Her feature documentary about Richard "Harry" Harris, an Australian doctor and recreational cave diver who was largely responsible for rescuing a group of Thai boys stranded in a flooded cave in 2018, titled Deeper, was released in Australian cinemas on 30 October 2025, after being selected for screening at SXSW in Austin, Texas. Luke Buckmaster, writing in The Guardian, gave the film 3 out of stars, calling it "interesting but not exactly visually stunning", writing that it did not explain to the viewer why cave divers do what they do. The diving magazine website InDepth wrote that the film "shines a rare and positive light on the sport", and was impressed by "the detailed incorporation of safety features". X-Ray Mag called it "a visual and technical feast" for divers, but a somewhat detached view of the sport, that "does not fully penetrate the emotional or philosophical heart of its protagonist".

In 2025, she returned to the Himalayas to film the narrative feature film Tenzing, which is due for release by Apple TV in late 2026.
=== Teaching ===
In 2012, Peedom lectured on documentary film at AFTRS.

==Awards and recognition==
In 2004, Peedom was named NSW Young Telstra Business Woman of the Year.
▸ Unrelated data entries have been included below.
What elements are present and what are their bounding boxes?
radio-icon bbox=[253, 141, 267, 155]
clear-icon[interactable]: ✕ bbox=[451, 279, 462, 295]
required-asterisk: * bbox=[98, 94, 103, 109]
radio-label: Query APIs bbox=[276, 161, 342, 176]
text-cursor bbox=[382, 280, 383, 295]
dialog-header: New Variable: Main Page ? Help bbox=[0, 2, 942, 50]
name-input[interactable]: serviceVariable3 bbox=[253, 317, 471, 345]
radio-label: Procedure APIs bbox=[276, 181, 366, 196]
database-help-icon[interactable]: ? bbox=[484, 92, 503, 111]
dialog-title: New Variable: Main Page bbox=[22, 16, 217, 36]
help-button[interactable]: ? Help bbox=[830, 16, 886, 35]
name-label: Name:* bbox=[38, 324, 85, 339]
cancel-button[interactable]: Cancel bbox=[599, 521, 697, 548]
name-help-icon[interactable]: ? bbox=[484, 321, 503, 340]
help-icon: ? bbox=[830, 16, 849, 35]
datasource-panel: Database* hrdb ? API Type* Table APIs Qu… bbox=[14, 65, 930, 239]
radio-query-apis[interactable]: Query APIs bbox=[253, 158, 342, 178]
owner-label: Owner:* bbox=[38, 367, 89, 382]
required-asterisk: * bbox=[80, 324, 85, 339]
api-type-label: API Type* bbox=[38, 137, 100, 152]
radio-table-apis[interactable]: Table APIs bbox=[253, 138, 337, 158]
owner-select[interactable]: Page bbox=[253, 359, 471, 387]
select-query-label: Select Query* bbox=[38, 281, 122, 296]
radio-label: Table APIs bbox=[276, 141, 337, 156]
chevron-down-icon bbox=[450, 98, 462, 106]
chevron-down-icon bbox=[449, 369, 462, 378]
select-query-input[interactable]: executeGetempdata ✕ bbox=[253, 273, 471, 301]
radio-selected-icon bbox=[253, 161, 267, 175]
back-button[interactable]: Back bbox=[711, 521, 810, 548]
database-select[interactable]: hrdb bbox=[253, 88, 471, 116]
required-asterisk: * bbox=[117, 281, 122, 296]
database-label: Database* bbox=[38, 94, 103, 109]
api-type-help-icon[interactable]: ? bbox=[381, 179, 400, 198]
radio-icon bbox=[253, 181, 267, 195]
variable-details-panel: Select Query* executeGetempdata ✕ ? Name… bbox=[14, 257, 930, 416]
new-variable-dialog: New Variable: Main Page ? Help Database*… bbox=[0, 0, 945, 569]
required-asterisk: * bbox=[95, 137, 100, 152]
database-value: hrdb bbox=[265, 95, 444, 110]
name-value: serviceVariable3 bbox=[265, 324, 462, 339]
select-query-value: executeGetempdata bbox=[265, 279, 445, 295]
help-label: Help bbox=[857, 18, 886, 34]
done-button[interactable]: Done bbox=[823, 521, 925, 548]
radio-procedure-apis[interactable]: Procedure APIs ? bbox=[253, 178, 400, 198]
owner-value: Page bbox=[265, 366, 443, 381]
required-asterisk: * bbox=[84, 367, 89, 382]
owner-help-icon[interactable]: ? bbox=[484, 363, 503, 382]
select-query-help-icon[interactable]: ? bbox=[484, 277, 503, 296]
She was the winner of the inaugural David and Joan Williams Documentary Fellowship in 2011.

==Stranger Than Fiction==
Peedom is co-founder, with producer Jo-Anne McGowan, of film production company Stranger Than Fiction. Producer Blayke Hoffman is also with the company as of 2024, which is based in Sydney, New South Wales. The company has produced most of Peedom's films.

==Personal life==
As of 2022 Peedom is married to stills photographer Mark Rogers, and they have two children.